Creamy, nutrition packed and so good, this dal is great as it is but for a bigger meal serve with rice and naan. It's a really quick and flexible recipe, plus it doubles and freezes well.
- 2 tbsp olive oil
- 1 tbsp black mustard seeds
- 1 large onion, diced
- 4 cloves garlic, minced
- 2 tbsp ginger, finely minced or micro-planed
- 1 tsp ground tumeric
- 2 tbsp curry blend powder (use one you love)
- 3 large carrots, diced
- 2 cups red lentils
- 6 cups vegetable stock
- 1/2 large cauliflower, cut into bite size pieces
- 1 cup full-fat coconut milk
- 14 oz canned diced tomatoes
- Salt to taste (~1 tsp)
In a large, heavy bottom pot, warm the oil over medium heat. Add in the mustard seeds and let them sit until you hear some popping start.
Add in the diced onion and sauté until the onion is softened, about 5 minutes.

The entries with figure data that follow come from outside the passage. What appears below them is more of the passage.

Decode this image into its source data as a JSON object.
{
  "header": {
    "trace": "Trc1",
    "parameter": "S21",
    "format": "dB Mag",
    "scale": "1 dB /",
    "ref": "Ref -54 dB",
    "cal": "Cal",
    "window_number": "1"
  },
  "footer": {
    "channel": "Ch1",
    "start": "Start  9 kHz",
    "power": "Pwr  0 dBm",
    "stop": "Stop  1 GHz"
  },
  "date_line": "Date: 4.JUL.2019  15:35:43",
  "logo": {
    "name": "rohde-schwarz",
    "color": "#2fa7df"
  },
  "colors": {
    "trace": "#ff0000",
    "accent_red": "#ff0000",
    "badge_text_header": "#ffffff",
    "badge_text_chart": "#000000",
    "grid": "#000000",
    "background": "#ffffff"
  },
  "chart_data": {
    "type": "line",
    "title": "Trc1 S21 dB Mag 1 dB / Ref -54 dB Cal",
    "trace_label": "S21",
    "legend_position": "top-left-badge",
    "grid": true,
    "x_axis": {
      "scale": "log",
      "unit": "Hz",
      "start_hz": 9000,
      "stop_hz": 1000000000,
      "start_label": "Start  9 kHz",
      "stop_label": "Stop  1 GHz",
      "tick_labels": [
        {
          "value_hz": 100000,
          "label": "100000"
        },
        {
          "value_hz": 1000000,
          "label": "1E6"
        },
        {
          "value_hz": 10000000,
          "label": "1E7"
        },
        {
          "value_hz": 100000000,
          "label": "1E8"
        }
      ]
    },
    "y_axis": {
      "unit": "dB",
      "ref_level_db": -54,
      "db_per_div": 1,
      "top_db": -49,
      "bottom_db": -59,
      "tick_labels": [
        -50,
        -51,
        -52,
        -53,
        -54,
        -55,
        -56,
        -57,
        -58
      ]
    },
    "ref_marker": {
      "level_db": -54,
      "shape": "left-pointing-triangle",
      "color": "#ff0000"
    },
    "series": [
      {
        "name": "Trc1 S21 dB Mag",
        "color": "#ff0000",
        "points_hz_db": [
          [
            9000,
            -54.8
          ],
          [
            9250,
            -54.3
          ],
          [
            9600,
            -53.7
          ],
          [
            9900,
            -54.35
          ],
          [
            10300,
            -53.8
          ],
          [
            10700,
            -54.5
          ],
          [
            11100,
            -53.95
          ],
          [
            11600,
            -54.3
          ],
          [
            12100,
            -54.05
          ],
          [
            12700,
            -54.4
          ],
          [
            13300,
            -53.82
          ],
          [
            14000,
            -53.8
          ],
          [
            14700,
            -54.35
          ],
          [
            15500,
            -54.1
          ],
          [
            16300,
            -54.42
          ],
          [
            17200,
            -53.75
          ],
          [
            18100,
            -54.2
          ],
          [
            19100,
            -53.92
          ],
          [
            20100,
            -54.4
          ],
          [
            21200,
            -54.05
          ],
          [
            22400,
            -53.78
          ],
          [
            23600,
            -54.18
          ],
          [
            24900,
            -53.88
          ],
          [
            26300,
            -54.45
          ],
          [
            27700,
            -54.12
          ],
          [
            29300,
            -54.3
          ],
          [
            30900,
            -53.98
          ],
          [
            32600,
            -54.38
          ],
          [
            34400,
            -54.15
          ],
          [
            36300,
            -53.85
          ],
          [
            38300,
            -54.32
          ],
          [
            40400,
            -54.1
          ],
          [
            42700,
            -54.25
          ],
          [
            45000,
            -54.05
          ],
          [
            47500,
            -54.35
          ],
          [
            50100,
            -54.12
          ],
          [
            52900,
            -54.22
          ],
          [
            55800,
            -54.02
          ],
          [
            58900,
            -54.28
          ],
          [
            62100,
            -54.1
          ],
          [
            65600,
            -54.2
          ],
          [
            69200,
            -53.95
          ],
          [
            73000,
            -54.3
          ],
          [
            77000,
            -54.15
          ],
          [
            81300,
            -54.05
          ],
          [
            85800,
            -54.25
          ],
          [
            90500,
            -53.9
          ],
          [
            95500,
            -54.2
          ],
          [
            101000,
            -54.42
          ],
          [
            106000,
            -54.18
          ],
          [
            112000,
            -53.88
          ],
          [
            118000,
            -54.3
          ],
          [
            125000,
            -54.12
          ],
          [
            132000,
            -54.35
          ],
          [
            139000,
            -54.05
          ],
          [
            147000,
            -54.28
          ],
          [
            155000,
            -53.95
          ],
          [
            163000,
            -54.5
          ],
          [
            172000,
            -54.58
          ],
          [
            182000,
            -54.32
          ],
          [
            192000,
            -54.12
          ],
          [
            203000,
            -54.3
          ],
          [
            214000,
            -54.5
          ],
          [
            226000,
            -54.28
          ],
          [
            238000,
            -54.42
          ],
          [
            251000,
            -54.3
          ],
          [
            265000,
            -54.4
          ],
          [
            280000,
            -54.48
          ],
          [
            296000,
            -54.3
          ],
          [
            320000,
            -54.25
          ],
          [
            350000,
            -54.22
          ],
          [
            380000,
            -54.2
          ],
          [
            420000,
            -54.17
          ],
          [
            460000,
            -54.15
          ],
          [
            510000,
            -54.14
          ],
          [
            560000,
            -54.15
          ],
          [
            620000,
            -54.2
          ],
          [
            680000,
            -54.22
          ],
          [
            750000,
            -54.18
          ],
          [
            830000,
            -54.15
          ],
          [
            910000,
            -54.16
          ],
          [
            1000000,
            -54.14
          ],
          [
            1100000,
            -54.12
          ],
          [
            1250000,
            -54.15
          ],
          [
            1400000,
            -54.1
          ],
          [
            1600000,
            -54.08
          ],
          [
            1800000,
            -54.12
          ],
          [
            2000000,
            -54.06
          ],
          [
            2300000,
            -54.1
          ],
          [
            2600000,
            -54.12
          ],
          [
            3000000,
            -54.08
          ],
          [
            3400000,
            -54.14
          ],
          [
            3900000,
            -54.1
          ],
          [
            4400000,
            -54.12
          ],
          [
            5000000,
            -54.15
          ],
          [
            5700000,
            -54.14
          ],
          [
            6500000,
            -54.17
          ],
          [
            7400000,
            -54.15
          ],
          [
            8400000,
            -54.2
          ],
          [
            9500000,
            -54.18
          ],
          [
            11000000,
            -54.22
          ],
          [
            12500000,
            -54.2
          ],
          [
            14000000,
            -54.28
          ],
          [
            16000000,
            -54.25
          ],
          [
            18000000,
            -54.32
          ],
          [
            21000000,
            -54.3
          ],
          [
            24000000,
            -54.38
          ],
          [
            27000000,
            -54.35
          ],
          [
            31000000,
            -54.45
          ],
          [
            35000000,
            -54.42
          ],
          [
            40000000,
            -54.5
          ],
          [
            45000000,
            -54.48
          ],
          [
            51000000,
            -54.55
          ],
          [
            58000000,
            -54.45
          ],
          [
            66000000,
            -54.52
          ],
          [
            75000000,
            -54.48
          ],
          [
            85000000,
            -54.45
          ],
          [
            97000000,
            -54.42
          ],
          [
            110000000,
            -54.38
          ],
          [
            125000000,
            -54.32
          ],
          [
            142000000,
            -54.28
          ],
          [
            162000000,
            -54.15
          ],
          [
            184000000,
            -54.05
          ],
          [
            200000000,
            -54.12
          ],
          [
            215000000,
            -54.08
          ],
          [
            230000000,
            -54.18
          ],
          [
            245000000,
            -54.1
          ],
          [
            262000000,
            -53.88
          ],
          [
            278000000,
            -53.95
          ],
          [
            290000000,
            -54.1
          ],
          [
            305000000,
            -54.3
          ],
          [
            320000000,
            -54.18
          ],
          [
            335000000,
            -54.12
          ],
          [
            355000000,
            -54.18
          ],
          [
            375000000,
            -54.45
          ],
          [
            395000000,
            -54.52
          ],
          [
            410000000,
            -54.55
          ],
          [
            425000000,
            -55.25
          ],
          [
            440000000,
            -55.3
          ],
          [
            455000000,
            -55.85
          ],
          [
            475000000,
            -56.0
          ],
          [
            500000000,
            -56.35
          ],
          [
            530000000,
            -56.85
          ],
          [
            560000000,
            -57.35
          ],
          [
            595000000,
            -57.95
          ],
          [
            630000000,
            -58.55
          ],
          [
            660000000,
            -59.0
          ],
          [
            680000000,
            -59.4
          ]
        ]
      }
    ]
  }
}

Add in the garlic, ginger, tumeric, and curry powder. Sauté until very fragrant, stirring continuously for about a minute. Slowly stream in the vegetable stock to deglaze the pot.
Add in the carrots and lentils, turn the heat to high, reducing to medium once it starts boiling and cook for 10 minutes, stirring occasionally.
Add in the cauliflower. Cook for another 5-8 minutes or until the lentils are well cooked and the cauliflower has softened.
Stir in the coconut milk, diced tomatoes and salt.
Serve topped with a swirl of coconut milk, cilantro or baby greens, if desired.